Los sacerdotes de los templos Kashima
y Kantori, de la provincia de
Hitachi, han fundado este tipo
de escuelas, afirmando que sus enseñanzas
han sido transmitidas por los dioses,
y viajan de provincia en provincia transmitiendo
a la gente sus enseñanzas; pero esto
es realmente un fenómeno reciente.
Entre las
artes y disciplinas de las que se habla
desde la Antigüedad, el denominado arte
de la ventaja ha sido incluido como
una disciplina; así, una vez que hablamos
del arte de la ventaja, no puede limitarse
llegar a ser sólo la esgrima. Incluso
la misma esgrima difícilmente puede
ser conocida, si se consideran únicamente
cómo ganar sólo mediante el arte del
sable; está fuera de cuestión que sea
posible alcanzar el dominio de la ciencia
militar de este modo.
Cuando miro
a la sociedad, veo que la gente convierte
las artes en ganancias comerciales;
se considera a sí misma como mercancía
e incluso lleva a cabo mejoras como
si fuera un objeto de comercio. Distinguiendo
lo superficial y lo sustancial, encuentro
que esta actitud tiene menos realidad
que la decoración.
El campo
de las artes marciales abunda particularmente
de esgrimas victoriosas, con popularización
comercial y aprovechamiento por parte
de aquellos que enseñan la ciencia y
de aquellos que la estudian. La consecuencia
de esto es que, como alguien ha dicho,
"las artes marciales de aficionados
son origen de graves heridas".
Hablando
de forma general, existen cuatro formas
de vida: la forma de vida del caballero,
la del campesino, la del artesano y
la del comerciante.
En primer
lugar, está la forma de vida del campesino.
Los campesinos preparan todo tipo de
herramientas agrícolas y pasan años
prestando constantemente atención a
los cambios de las cuatro estaciones.
Ésta es la forma de vivir del campesino.
En segundo
lugar, está la forma de vida del comerciante.
Quienes elaboran licor obtienen los
diversos utensilios requeridos y viven
de los beneficios que obtienen según
la calidad de lo que producen. Cualquiera
que sea el negocio al que se dediquen,
los comerciantes viven de los negocios
que ganan conforme a su posición particular.

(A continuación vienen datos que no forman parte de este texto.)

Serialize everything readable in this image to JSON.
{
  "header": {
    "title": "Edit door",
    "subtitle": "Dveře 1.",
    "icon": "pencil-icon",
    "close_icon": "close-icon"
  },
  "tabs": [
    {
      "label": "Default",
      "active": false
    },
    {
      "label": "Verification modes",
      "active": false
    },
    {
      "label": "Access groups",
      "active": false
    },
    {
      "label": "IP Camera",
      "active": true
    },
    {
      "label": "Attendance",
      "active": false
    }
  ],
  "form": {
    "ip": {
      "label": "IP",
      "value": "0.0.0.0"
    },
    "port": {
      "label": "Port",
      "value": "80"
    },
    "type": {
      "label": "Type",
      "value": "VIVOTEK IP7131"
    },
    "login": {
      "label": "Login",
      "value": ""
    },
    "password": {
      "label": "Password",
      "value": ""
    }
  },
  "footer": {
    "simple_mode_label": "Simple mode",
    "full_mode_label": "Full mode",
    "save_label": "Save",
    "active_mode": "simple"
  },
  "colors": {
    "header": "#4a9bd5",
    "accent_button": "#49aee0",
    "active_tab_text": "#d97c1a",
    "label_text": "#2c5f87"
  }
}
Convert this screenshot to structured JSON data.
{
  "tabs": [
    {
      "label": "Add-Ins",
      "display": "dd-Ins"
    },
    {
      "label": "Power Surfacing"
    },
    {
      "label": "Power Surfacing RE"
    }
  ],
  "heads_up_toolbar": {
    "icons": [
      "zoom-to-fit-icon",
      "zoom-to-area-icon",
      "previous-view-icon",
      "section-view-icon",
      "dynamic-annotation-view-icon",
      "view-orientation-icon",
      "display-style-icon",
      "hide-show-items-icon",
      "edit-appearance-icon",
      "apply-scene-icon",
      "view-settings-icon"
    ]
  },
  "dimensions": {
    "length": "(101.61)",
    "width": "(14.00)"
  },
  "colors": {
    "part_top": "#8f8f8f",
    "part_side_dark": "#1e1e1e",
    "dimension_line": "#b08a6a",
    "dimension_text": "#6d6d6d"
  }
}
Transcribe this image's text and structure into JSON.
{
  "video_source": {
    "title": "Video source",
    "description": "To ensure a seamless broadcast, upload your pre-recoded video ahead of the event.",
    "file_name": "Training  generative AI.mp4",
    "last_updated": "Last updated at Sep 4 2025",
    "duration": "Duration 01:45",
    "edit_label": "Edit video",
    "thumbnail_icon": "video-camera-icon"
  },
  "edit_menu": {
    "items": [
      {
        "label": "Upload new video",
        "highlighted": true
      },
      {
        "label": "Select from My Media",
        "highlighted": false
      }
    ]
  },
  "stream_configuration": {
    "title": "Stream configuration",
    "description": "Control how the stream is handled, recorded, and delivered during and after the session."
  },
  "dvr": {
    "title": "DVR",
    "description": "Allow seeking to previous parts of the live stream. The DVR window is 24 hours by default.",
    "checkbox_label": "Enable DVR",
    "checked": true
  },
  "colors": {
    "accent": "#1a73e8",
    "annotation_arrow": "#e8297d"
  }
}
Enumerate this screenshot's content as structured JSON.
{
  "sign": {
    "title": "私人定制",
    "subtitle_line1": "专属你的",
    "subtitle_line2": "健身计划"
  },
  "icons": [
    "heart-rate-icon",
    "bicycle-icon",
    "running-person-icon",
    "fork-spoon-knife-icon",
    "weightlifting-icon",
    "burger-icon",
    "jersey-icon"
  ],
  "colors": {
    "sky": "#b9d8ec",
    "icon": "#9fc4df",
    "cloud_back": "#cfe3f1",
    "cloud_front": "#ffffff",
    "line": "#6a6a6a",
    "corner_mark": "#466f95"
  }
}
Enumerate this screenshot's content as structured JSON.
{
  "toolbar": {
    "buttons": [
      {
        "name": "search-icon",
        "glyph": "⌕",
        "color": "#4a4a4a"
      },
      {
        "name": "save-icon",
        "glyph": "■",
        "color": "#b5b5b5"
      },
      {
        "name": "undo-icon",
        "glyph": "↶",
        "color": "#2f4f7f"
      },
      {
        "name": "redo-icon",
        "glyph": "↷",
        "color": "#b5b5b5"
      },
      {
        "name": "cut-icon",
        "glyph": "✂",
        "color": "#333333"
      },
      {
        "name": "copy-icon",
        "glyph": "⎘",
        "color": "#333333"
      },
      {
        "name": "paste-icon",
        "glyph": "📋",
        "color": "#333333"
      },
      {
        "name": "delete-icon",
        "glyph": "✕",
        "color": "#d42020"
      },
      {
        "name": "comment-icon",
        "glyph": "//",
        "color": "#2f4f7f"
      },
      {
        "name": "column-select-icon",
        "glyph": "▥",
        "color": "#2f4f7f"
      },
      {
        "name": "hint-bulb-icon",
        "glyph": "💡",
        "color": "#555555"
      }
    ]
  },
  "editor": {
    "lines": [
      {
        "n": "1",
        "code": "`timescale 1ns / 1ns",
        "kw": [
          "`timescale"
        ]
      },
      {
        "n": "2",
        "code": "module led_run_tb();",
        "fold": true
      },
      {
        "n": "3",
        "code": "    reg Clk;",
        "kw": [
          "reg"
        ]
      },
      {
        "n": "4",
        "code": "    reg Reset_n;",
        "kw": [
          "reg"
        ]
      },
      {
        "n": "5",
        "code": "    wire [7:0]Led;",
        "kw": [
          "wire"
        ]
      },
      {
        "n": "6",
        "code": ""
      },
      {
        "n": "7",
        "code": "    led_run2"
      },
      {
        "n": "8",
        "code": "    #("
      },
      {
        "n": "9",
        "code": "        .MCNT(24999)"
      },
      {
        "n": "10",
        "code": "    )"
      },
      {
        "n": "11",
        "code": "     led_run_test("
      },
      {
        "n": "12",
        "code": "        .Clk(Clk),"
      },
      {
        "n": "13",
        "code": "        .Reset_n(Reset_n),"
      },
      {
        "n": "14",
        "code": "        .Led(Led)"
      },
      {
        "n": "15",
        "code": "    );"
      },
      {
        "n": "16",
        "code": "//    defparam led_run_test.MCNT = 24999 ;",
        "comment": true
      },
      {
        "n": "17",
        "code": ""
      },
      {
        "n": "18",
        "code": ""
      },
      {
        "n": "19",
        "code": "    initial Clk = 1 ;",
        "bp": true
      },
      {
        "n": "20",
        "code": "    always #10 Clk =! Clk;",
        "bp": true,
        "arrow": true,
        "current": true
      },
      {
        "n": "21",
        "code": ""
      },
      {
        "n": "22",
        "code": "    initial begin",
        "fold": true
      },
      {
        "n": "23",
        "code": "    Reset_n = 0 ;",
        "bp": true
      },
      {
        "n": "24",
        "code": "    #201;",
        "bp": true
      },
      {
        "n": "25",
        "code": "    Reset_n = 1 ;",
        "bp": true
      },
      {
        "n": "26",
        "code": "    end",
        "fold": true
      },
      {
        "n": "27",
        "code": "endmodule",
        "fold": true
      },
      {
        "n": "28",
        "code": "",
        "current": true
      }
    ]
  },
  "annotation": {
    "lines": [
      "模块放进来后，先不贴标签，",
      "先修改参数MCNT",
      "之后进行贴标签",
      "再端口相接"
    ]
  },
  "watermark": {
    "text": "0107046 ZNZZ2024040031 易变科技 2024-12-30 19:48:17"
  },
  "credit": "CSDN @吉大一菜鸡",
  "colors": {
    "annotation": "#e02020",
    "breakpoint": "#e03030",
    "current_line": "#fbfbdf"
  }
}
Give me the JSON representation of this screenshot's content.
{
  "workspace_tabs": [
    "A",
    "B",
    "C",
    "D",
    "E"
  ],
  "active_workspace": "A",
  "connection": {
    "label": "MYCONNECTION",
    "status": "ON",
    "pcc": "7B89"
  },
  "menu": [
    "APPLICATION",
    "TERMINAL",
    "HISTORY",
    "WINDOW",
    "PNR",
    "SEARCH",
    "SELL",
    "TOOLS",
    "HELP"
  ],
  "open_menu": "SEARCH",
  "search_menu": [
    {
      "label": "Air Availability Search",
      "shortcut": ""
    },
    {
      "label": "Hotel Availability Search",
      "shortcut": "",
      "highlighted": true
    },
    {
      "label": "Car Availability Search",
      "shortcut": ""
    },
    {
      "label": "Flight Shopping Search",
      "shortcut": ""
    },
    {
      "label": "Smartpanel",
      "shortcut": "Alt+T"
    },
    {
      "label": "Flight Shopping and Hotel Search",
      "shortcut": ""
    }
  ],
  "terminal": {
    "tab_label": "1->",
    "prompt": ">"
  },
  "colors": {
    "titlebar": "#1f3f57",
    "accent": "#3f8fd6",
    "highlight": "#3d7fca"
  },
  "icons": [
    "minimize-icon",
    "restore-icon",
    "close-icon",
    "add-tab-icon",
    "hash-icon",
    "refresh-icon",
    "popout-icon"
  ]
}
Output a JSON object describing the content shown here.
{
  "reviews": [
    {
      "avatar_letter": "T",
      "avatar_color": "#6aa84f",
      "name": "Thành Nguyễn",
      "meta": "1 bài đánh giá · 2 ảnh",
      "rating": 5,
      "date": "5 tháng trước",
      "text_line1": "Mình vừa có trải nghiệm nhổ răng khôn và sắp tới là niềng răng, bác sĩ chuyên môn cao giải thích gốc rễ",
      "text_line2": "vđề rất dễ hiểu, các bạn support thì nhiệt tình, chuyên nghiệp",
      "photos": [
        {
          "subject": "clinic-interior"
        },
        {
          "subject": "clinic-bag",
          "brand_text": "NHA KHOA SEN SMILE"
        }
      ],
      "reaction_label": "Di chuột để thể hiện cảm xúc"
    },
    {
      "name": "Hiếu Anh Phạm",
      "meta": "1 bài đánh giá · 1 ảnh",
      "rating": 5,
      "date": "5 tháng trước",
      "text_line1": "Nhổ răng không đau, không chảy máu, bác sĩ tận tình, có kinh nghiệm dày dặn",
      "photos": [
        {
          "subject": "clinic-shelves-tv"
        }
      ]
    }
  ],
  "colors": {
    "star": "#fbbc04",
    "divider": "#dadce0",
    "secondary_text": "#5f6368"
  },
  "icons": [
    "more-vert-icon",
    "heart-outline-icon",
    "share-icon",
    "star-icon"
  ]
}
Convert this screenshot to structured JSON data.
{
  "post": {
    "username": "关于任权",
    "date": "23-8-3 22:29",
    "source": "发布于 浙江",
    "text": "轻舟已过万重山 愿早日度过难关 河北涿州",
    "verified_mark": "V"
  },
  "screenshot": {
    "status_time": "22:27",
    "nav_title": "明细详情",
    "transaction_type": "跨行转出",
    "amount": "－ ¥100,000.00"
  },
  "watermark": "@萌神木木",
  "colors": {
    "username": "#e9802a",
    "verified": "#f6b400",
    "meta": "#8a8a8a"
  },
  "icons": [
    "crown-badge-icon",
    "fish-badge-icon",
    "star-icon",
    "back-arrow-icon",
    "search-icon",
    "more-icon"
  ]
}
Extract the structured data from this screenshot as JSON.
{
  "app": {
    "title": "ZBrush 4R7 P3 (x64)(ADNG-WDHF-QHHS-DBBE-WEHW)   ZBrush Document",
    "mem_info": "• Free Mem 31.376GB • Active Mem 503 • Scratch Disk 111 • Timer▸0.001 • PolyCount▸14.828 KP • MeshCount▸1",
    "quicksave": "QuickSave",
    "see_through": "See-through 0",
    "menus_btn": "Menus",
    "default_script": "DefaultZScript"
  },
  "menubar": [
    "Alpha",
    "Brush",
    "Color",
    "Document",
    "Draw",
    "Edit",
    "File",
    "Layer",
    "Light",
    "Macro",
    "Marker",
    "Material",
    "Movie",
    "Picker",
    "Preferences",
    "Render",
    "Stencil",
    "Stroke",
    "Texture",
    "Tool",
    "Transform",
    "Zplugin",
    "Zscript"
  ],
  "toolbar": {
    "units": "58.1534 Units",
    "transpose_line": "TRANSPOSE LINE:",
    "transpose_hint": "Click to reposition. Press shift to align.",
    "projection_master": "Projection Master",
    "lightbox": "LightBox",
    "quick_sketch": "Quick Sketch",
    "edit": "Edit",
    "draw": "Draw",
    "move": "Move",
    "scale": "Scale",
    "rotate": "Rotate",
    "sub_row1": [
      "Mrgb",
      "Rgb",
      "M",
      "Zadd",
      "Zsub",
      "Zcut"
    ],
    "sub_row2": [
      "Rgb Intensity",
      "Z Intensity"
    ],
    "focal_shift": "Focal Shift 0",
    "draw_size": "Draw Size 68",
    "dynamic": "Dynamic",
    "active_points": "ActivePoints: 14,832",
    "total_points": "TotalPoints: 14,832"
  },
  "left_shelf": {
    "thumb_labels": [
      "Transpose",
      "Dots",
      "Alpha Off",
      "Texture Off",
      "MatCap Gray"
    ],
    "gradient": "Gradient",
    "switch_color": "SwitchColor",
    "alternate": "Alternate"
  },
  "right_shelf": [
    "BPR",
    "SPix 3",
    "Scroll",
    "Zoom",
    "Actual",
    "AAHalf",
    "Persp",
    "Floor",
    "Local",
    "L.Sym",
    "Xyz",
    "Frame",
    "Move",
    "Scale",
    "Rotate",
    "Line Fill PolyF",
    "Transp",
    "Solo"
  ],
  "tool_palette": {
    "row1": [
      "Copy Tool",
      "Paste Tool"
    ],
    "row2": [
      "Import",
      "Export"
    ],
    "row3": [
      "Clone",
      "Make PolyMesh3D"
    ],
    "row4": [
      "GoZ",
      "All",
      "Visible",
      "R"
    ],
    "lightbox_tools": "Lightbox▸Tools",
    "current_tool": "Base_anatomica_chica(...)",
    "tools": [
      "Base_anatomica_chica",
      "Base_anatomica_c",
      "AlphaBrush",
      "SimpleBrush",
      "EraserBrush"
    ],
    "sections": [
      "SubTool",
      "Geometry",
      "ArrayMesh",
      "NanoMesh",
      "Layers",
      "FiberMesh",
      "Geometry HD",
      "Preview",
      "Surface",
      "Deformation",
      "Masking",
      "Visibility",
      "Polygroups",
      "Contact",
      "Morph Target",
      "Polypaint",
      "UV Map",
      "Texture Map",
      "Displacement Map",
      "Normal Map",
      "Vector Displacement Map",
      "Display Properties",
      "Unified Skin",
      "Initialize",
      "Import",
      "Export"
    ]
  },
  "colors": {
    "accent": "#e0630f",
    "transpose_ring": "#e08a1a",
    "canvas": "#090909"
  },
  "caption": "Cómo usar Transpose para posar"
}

Ésta es la forma de vivir del comerciante.
En tercer
lugar, en lo que se respecta al caballero
guerrero, esta vía implica construir
toda clase de armas y comprender sus
diversas propiedades. Esto es algo imperativo
para los guerreros; ignorar la maestría
de las armas y la comprensión de las
ventajas específicas de cada una de
ellas sería indicar una falta de cultura
de un miembro de una casa guerrera.
En cuarto
lugar, está la forma de vida del artesano.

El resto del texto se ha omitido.